2 El cuento

Sobre la autora

 

Carmela Greciet nació en Oviedo en 1963, pero ha vivido en Avilés, León, Valladolid, San Sebastián, Cuenca y Madrid, entre otros lugares. Es licenciada en Literatura por la Universidad de Oviedo y profesora de Educación Secundaria. En la actualidad, reside en Santander y colabora con artículos de creación y de crítica en diversas revistas y suplementos literarios. En 1989 obtuvo el premio Asturias Joven de cuento y en 1995 publicó su primer libro de relatos, Des-cuentos y otros cuentos, con el que quedó finalista del premio Tigre Juan. Entre otras, ha sido incluida en las antologías de Andrés Neuman, Pequeñas resistencias. Nuevo cuento español (Páginas de Espuma, Madrid, 2002), y Neus Rotger y Fernando Valls, Los microrrelatos de Quimera (Montesinos, Barcelona, 2005). Los descuentos que ahora publicamos pertenecen al libro, en curso de realización, Amores tragaperras, que ha gozado de una beca a la creación literaria del Principado de Asturias. Todos son, por tanto, inéditos, excepto «Cierta luz», que es una nueva y más breve versión de su relato «Mareas cálidas».

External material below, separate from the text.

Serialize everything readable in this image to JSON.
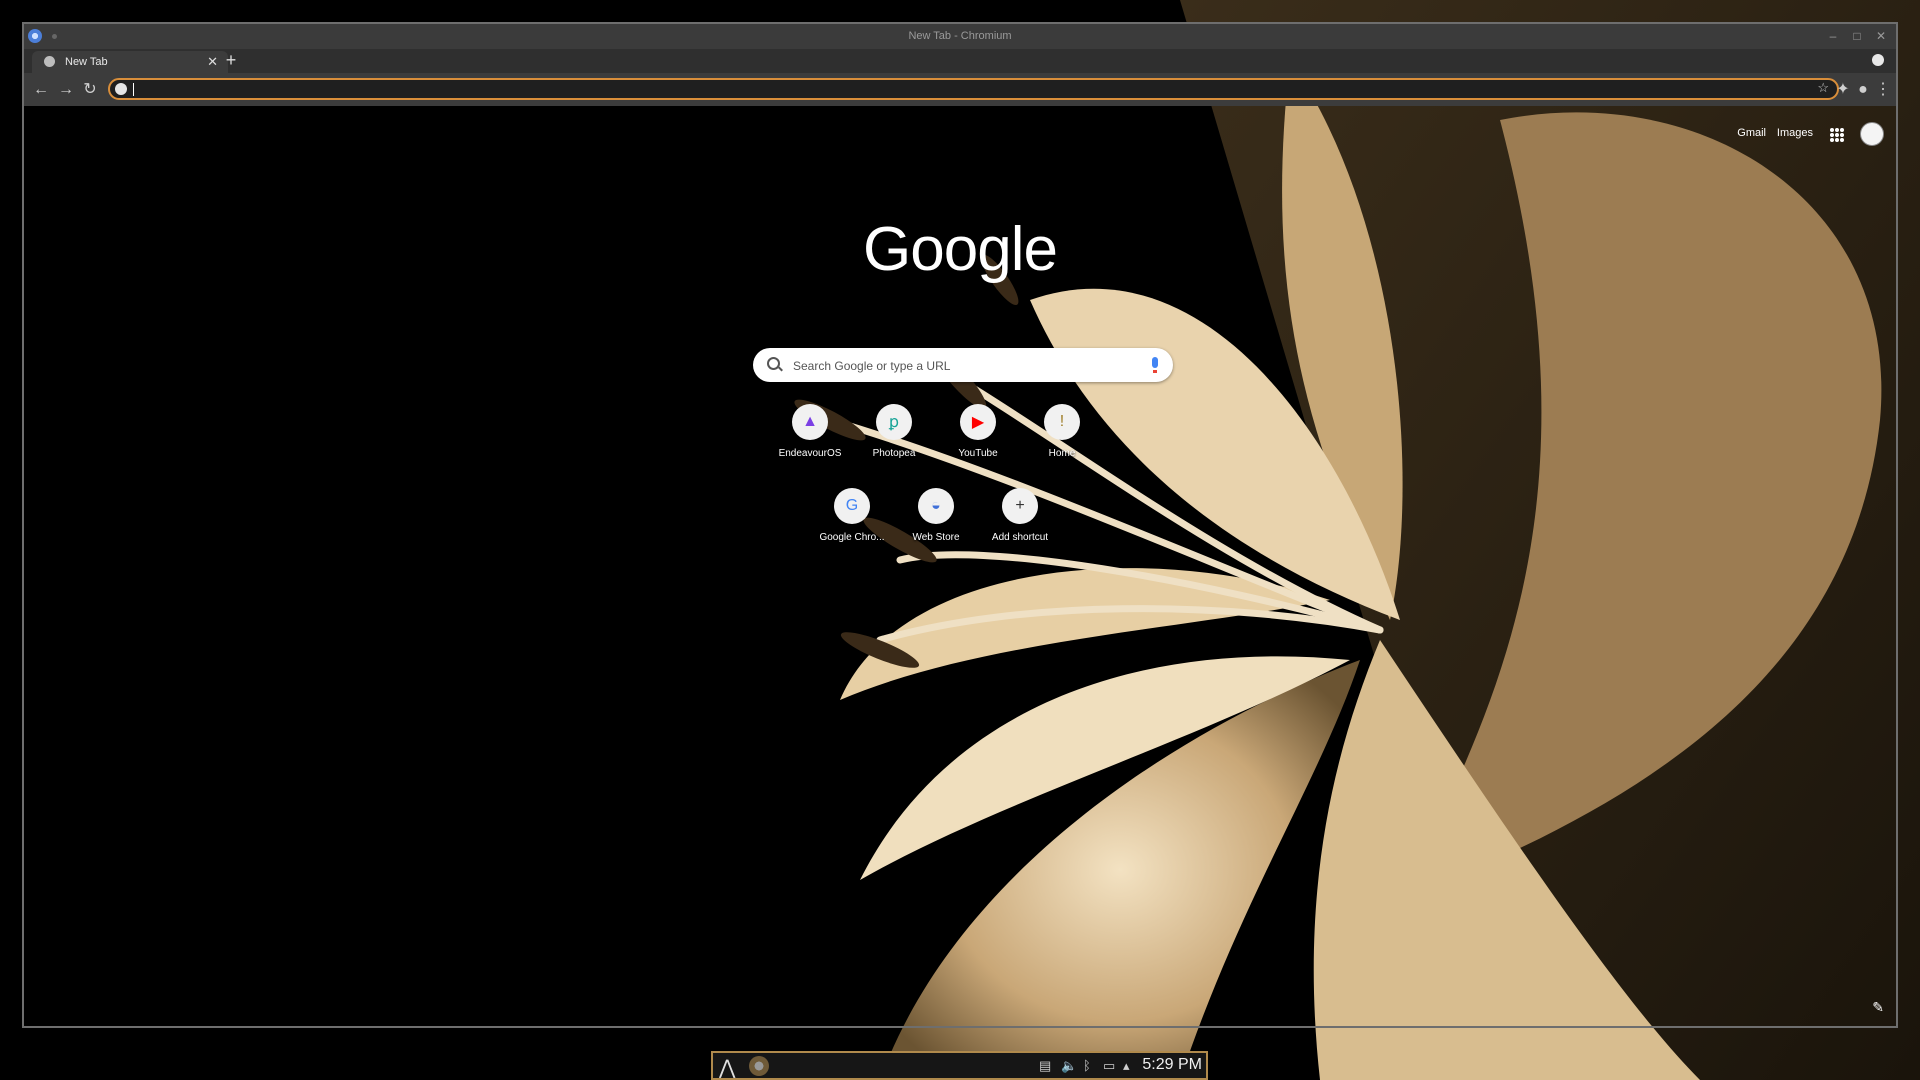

Esta biografía aparece en la revista Clarín.

Aquí aparece una foto de la autora.

Para escuchar la lectura: visita este sitio.

Ojos de azul de fuego

Fui a visitar la tumba de mi esposo—muerto hacía sólo tres días—, y me encontré ante su lápida a otra mujer llorando. Al principio pensé que era un efecto óptico, producido quizá por la simetría de los pasillos del cementerio que vistos desde la entrada parecían multiplicarse en sepulturas idénticas, y me dije que aquella mujer, en realidad, debía de estar situada junto a alguno de los enterramientos contiguos. Pero a medida que me fui aproximando por entre el bosque de cruces, comprobé que mis ojos no me engañaban: una atractiva mujer de unos veinticinco años se recogía pensativa ante la tumba de Eduardo. Entonces, aminoré mi marcha.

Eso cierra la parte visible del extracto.